I have a very similar portfolio as you (just have VIU/VEE instead of XEF/XEC). If you have enough money to max out your TFSA/RRSP, I'd do:ZER0DAY wrote: ↑ Hi everyone, I have been doing a lot of reading on the CCP idea and index investing in general. I have a couple of questions that I haven't found answers online. I have unused maxed out RRSP and TFSA as well as a non-registered account.
I am looking to use the following funds:
VCN
VUN
XEF
XEC
VAB
But I am unsure which should go in which account.
Also, I see funds like VUN, which seem to just be a wrapper of VTI that trades on the Canadian exchange, why do these exist? and are there any downsides to owning a wrapped fund like that?
Thank you for your help!
1) VAB in RRSP -> low-yield producing (prefer higher growth ETFs in TFSA), bond dividends count as "interest" so are taxed at a higher rate.
2) VCN in non-registered account -> receive a dividend tax credit for holding Canadian companies in a non-registered account.
3) VUN/XEF/XEC in TFSA/RRSP where there's room ->non-registered if no room left
Some people also hold every ETF in each of their accounts so that the allocation is easier to manage (though this is less efficient). If you have enough room to fit it all in your TFSA/RRSP, then put VAB in RRSP and then the rest spread between TFSA/RRSP.
VUN = purchased in Canadian dollars (i.e. don't need to convert funds to USD)
VTI = purchased in USD (i.e. need to convert CAD funds to USD)

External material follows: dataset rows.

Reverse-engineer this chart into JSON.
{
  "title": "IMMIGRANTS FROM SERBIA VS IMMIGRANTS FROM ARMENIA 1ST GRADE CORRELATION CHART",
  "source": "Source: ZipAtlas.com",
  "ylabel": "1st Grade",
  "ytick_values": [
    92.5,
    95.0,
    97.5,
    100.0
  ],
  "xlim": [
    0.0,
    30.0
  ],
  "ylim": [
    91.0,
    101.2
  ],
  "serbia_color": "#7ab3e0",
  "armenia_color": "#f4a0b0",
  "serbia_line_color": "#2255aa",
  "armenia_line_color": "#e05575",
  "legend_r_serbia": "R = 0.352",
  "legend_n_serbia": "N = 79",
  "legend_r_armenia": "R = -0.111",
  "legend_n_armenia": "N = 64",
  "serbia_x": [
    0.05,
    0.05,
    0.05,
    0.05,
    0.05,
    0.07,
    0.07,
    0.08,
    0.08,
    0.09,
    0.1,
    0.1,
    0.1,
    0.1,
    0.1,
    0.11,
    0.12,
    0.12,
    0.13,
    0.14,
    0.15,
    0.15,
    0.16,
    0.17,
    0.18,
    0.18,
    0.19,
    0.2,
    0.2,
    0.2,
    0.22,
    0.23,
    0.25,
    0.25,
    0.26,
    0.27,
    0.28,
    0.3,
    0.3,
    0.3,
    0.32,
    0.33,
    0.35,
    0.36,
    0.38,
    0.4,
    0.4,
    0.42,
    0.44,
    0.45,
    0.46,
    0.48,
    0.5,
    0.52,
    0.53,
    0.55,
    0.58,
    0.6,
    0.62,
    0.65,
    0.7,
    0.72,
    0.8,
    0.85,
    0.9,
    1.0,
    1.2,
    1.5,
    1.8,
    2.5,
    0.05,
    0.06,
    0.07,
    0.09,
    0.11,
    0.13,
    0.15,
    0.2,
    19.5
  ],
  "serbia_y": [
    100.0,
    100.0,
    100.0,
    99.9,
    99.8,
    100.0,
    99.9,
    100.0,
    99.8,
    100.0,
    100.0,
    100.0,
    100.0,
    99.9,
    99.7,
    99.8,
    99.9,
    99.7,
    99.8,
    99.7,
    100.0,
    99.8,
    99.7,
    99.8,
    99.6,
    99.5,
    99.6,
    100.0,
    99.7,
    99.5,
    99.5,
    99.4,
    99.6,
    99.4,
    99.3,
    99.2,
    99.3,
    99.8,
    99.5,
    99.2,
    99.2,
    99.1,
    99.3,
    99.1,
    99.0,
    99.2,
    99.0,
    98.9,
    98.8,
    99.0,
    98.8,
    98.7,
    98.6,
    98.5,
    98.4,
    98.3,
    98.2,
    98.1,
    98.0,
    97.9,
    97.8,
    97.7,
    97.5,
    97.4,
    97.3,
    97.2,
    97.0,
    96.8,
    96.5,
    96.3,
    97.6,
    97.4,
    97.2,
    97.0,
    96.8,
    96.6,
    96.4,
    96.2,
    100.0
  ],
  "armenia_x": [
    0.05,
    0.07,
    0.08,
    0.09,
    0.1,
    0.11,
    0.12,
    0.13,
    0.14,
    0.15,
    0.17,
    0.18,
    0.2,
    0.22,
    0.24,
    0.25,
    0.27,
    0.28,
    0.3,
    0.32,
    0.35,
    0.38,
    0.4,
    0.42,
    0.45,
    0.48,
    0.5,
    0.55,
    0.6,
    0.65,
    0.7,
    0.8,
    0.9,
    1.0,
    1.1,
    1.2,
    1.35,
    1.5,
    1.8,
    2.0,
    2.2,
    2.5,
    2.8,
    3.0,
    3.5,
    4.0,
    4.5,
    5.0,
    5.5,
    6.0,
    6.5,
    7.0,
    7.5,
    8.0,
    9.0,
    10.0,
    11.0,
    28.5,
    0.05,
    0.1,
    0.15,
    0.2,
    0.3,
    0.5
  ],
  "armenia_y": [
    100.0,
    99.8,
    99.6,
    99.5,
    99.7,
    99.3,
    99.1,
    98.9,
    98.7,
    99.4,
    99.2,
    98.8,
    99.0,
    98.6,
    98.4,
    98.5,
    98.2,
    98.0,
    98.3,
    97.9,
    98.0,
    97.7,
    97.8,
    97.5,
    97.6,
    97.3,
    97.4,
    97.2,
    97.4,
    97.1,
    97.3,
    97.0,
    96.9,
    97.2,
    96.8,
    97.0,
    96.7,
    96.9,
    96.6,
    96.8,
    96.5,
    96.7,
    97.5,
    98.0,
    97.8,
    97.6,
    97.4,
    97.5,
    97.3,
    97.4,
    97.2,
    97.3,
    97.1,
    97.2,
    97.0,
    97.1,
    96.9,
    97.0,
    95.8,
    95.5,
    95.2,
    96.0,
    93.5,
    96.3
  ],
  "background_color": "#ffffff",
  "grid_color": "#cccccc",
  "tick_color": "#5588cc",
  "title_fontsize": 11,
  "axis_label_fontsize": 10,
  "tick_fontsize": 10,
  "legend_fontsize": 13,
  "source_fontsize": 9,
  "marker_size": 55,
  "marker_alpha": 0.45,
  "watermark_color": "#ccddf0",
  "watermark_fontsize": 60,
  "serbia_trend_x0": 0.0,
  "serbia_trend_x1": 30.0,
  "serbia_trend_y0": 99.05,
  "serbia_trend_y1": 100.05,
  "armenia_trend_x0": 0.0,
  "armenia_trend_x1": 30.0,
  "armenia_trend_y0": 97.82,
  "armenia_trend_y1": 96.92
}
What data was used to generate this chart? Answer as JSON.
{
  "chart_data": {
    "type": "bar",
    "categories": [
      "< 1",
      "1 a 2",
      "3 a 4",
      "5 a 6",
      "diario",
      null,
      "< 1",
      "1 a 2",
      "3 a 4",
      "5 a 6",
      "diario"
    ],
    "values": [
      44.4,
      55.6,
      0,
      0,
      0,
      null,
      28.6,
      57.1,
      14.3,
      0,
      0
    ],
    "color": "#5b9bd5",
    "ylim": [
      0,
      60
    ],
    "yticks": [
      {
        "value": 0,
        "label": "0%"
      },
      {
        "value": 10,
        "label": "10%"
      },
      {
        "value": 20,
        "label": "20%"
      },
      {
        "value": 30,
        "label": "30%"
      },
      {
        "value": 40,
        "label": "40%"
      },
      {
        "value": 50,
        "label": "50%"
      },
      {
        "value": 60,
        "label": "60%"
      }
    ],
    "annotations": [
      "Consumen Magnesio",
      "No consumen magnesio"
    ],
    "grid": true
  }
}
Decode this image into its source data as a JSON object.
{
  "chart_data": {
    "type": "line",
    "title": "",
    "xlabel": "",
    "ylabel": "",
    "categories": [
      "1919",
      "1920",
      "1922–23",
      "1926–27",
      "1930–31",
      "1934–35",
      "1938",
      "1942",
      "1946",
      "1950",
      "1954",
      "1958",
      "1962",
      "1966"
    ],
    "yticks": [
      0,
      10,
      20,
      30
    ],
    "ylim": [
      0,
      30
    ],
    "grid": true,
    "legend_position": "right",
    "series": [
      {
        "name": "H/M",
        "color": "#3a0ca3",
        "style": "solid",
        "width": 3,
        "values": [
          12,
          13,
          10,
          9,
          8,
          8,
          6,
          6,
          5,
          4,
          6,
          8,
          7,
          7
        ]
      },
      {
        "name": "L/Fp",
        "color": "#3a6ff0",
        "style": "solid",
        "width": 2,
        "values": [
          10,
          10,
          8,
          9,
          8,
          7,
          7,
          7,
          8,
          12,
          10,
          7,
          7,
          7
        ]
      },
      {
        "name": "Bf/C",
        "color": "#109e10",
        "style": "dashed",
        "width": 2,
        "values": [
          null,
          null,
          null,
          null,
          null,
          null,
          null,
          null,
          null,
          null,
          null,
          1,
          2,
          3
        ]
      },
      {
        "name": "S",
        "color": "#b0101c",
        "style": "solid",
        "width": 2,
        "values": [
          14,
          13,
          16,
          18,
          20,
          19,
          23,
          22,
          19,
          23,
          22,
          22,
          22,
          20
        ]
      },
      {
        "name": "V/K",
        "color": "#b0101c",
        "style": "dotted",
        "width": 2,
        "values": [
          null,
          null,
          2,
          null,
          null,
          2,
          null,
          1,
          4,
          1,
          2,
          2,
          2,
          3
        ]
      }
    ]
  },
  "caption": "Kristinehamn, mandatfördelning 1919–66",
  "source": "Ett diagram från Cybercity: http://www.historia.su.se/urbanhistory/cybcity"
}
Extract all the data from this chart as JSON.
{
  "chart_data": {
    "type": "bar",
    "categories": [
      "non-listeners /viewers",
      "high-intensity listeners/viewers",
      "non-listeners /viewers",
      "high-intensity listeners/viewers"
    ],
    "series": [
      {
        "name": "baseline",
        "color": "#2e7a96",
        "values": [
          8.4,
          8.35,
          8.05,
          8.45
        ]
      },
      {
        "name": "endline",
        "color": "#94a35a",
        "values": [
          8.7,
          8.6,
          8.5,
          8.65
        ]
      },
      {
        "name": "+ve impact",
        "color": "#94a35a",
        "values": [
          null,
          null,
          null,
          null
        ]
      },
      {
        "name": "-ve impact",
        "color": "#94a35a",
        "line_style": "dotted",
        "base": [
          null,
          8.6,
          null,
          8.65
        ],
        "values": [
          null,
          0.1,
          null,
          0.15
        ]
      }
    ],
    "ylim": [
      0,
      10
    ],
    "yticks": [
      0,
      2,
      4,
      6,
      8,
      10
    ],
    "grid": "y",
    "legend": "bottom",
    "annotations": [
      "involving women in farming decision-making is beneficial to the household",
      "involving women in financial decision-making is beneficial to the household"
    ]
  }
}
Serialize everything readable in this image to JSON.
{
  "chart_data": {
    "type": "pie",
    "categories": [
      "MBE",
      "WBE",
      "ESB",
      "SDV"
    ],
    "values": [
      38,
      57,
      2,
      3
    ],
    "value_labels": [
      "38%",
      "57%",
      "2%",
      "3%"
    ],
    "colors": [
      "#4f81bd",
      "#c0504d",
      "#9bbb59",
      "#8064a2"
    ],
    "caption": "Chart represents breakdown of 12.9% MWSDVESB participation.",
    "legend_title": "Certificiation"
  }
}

Due to agreements between Canada and the US, having VTI in your RRSP means you do not need to pay any withholding taxes that are produced from dividends (as you hold it directly). VUN, you do not hold it directly, so the withholding tax would be taken off automatically before you receive your dividend. Again, its a matter of convenience/ease versus efficiency.
General investing tip: don't underestimate the value of simplicity.